One commenter took particular issue with Griffin “bringing politics” into stitching.
“I just found it really interesting because of this idea that fiber arts or stitching isn’t political or isn’t radical or isn’t resistance,” says Griffin. “I know that history. So many people are like, ‘It’s just a cute thing.’”
Despite its recent popularity as a twee Instagram trend or its association with Jane Austen characters, embroidery has a long, cross-continental history, from maps of the Underground Railroad that enslaved people would sew into their clothes to Ukrainian ritual cloths and the intricate floral designs of Zapotec embroidery.
“Fiber arts and working with fabric is literally a human tradition,” says Griffin, who is Black. “The idea that now, in 2020, these communities are so white-centered kind of blows my mind.”
Sure, many of Siren’s Song Stitchery’s bestsellers are intentionally political—tangerine floral fabric embroidered with “Seek peace, but be ready to go to war” or “Please fuck off, thank you” in swirling cursive that was recently reposted in response to the deployment of federal officers in Portland.
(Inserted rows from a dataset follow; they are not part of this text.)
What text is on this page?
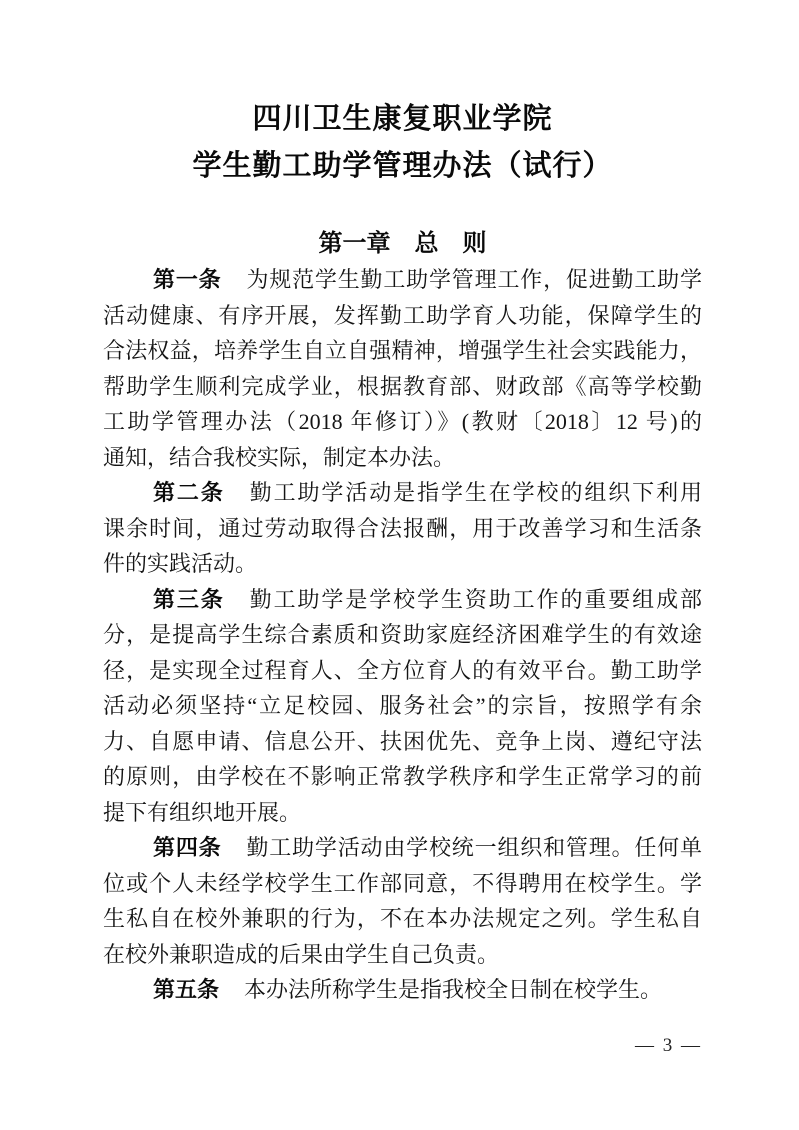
四川卫生康复职业学院
学生勤工助学管理办法（试行）
第一章　总　则
第一条 为规范学生勤工助学管理工作，促进勤工助学
活动健康、有序开展，发挥勤工助学育人功能，保障学生的
合法权益，培养学生自立自强精神，增强学生社会实践能力，
帮助学生顺利完成学业，根据教育部、财政部《高等学校勤
工助学管理办法（2018 年修订）》(教财〔2018〕12 号)的
通知，结合我校实际，制定本办法。
第二条 勤工助学活动是指学生在学校的组织下利用
课余时间，通过劳动取得合法报酬，用于改善学习和生活条
件的实践活动。
第三条 勤工助学是学校学生资助工作的重要组成部
分，是提高学生综合素质和资助家庭经济困难学生的有效途
径，是实现全过程育人、全方位育人的有效平台。勤工助学
活动必须坚持“立足校园、服务社会”的宗旨，按照学有余
力、自愿申请、信息公开、扶困优先、竞争上岗、遵纪守法
的原则，由学校在不影响正常教学秩序和学生正常学习的前
提下有组织地开展。
第四条 勤工助学活动由学校统一组织和管理。任何单
位或个人未经学校学生工作部同意，不得聘用在校学生。学
生私自在校外兼职的行为，不在本办法规定之列。学生私自
在校外兼职造成的后果由学生自己负责。
第五条 本办法所称学生是指我校全日制在校学生。
— 3 —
But she’s just as likely to stitch Pacific Northwest scenery, flying saucers, or odes to coffee.
And despite naysayers in comment sections, Griffin’s work clearly has resonance. Last summer, the Hulu series Shrill cold-called Griffin and used three of her pieces for a Season 2 set—including the “No one is illegal on stolen land” hoop.
“I wanted my art to be really, really me and reflective of all of me,” Griffin says. “Everything from pretty florals to curse words, to jokes or TV references, to radical quotes from radical Black women to historical stuff, to quotes from Dracula and Edgar Allan Poe—a full range of all the things that I am.”